Fifty-three eyes (43 patients) had implantation of an AcrySof toric IOL. Three toric models were evaluated in cylinder powers of 1.50 diopters (D) (SN60T3; T3 group, n = 16), 2.25 D (SN60T4; T4 group, n = 14), and 3.00 D (SN60T5; T5 group, n = 23) at the IOL plane. The T5 group was subdivided into eyes that could be fully corrected (T5a, n = 13) and eyes that could be partially corrected (T5b, n = 10).
Four months postoperatively, the mean uncorrected visual acuity (UCVA) was 0.77 +/- 0.23 in the T3 group, 0.93 +/- 0.23 in the T4 group, 0.82 +/- 0.15 in the T5a group, and 0.47 +/- 0.13 in the T5b group. More than 90% of the combined eyes in the T3, T4, and T5a groups achieved a UCVA of 20/40 or better, and almost 80% achieved a UCVA of 20/25 or better. Residual refractive astigmatism of less than 0.75 D was achieved in 74% of eyes and of less than 1.00 D in 91%. The mean IOL misalignment was 2.5 +/- 2.1 degrees in the T3 group, 3.5 +/- 2.3 degrees in the T4 group, and 4.1 +/- 3.5 degrees in the T5 group.
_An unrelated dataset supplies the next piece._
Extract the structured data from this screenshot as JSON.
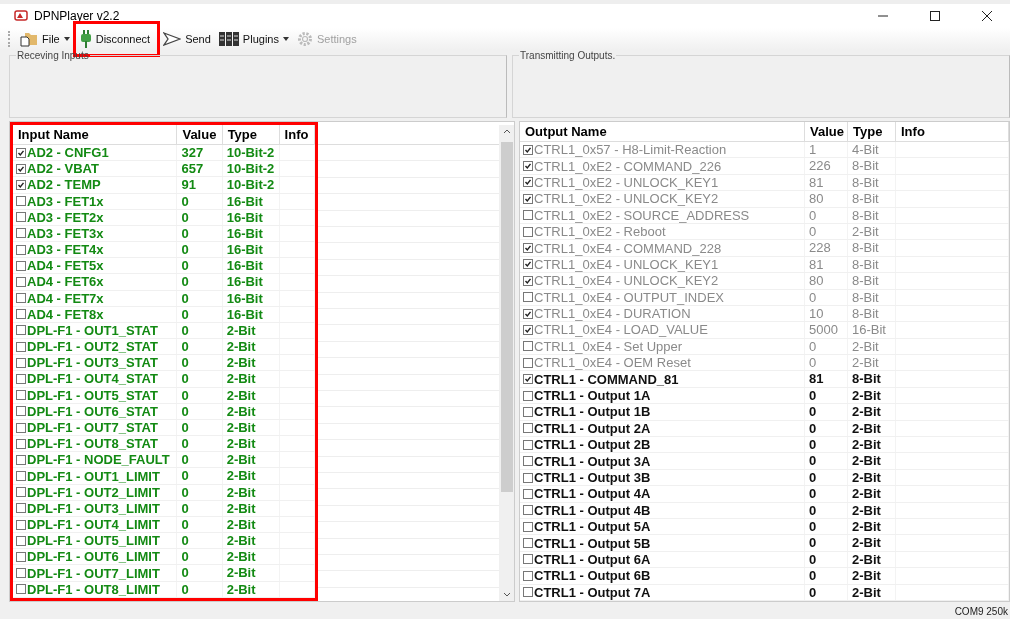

Implantation of the AcrySof toric IOL proved to be an effective, safe, and predictable method of managing corneal astigmatism in cataract patients.
展示一项关于AcrySof散光型人工晶状体(IOL)的单中心前瞻性临床试验的临床数据。
荷兰马斯特里赫特学术医院。
53只眼(43例患者)植入了AcrySof散光型IOL。在IOL平面评估了三种散光模型,柱镜度数分别为1.50屈光度(D)(SN60T3;T3组,n = 16)、2.25 D(SN60T4;T4组,n = 14)和3.00 D(SN60T5;T5组,n = 23)。T5组又分为可完全矫正的眼(T5a,n = 13)和可部分矫正的眼(T5b,n = 10)。
术后4个月,T3组的平均裸眼视力(UCVA)为0.77±0.23,T4组为0.93±0.23,T5a组为0.82±0.15,T5b组为0.47±0.13。T3、T4和T5a组中超过90%的联合眼UCVA达到20/40或更好,近80%达到20/25或更好。74%的眼残余屈光性散光小于0.75 D,91%小于1.00 D。T3组IOL平均偏心2.5±2.1度,T4组为3.5±2.3度,T5组为4.1±3.5度。
AcrySof散光型IOL植入术被证明是治疗白内障患者角膜散光的一种有效、安全且可预测的方法。